By Murray Procter and Blair McAuliffe
The case of Fair Work Ombudsman v Pulis Plumbing Pty Ltd & Anor serves as a warning to employers that a failure to comply with employee records obligations not only leads to significant penalties, but highlights that employers will be liable if they cannot disprove employee allegations about underpayments.
Fair Work Ombudsman v Pulis Plumbing Pty Ltd & Anor  FCCA 3013
On 12 September 2014, an employee commenced working for Pulis Plumbing as a second year apprentice plumber. The employee was paid wages for standard hours and working between 10 to 12 hours each day.
The employee kept a record of his own hours that were used to fill in his timesheets that he provided to Pulis Plumbing. The employee was told by Michael Pulis, a director of Pulis Plumbing that he would be paid overtime separately and on two occasions he was paid cash sums of $300, and $600. From time to time when the employee asked about his overtime payments he was told that he would be fixed up the next week.
On 10 December 2014, the employee was informed that his 3 month probationary period would be completed on 12 December 2014 and his “…skills and attitude are not to second year standard…” The employee was offered another 3 month trial or the choice of terminating his employment.
During his employment the employee worked 201 hours of overtime over a 10 week period, for which he was paid only $1,831.77. This was less than the rate than he was paid for ordinary hours. The employee was also paid on the basis that he was engaged as an apprentice and not a labourer.However, Mr Pulis did not complete the registration requirements for the employee to become an apprentice and therefore, the weeks he worked with Pulis Plumbing did not count towards his apprenticeship training. Significantly, Mr Pulis had been informed over the Fair Work advice line before he hired the employee that the employee had to be hired either as a labourer or signed on formally as an apprentice.

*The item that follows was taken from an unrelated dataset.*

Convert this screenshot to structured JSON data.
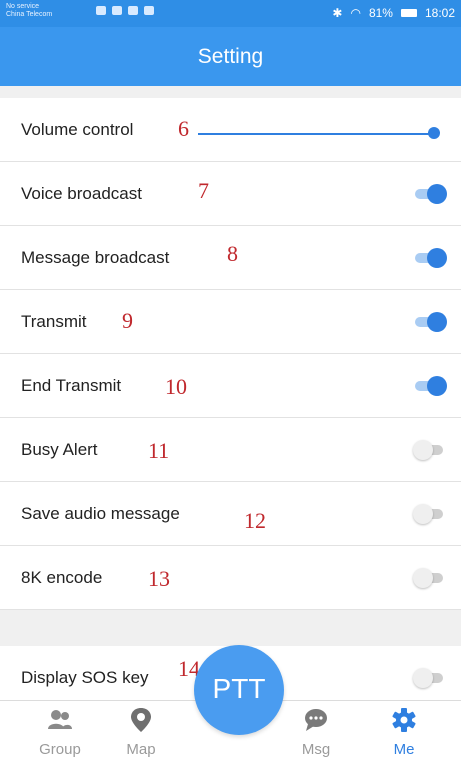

After his employment was terminated, the employee contacted Mr Pulis a number of times via text messages requesting payment of his outstanding wages. Although promised, those payments were never made.
On 8 December 2017, Judge Riethmuller of the Federal Circuit Court of Australia found that Pulis Plumbing Pty Ltd and Mr Pulis had contravened a number of civil remedy provisions under the Fair Work Act in failing to pay the employee in accordance with the Pulis Professional Plumbing Pty Ltd and CEPU – Plumbing Division (Vic) Enterprise Agreement 2011-2015. These contraventions under section 50 of the Fair Work Act, included:
- Failing to pay the ordinary hourly rate;
- Failure to pay the overtime rates;
- Failing to pay the ordinary hours on a public holiday not worked;
- Failing to pay meal allowances;
- Failing to pay personal leave;
- Failing to pay annual leave;
- Failing to pay annual leave on termination;
- Failing to pay annual leave loading on termination; and
- Failing to pay travel allowance.
The Respondents were also found to have failed to comply with a notice to produce documents or records, as well as failing to provide payslips and to make and keep records in accordance with the Fair Work Regulations 2009 (Cth).
Judge Riethmuller remarked on the real and practical importance of payslips in the scheme of industrial law in his decision
The employee was underpaid $26,882.73 in the 3 month period of his employment. Only after protracted dealings with the FWO, did the Respondents pay the employee this underpayment and concede liability.
In making a decision as to penalty, Judge Riethmuller considered a number of relevant factors including; the nature and extent of the conduct, the fact that Mr Pulis had sought specific advice from the Fair Work Info Line (and ignored it) and also the Respondents lack of credible expression of regret.
In finding that the ‘conduct of the respondents in this case was an outrageous exploitation of a young person’, the Court imposed a penalty of $100,000 on Pulis Plumbing in respect of the contraventions, and a penalty of $21,500 on Mr Pulis.
Importantly, in the absence of the Respondents being able to produce timesheets, the FWO relied upon the employee’s records of the hours worked.
Judge Riethmuller issued the following caution with respect to the new changes to the Fair Work Act as to the reverse onus of proof (at 19):
‘More recently, the FW Act has been amended to ensure that an employer who does not keep records required by the Act in ss.535 and 536, then the employer has the burden of disproving the allegations about those matters: see s.557C. In short, in future if the employer fails to keep time sheets and provide payslips the employer has the burden of disproving an employee’s claim about hours worked and payments made.’
What Employers Should Do
Ultimately, this case is an important reminder to employers to ensure that they:
- Inform themselves of their workplace obligations including compliance with the terms of any enterprise agreements and/or awards;
- Keep proper employee records and payslips;
- Conduct human resources audits; and
- Seek reliable workplace relations legal advice if unsure of any relevant rights and responsibilities under Australian workplace laws.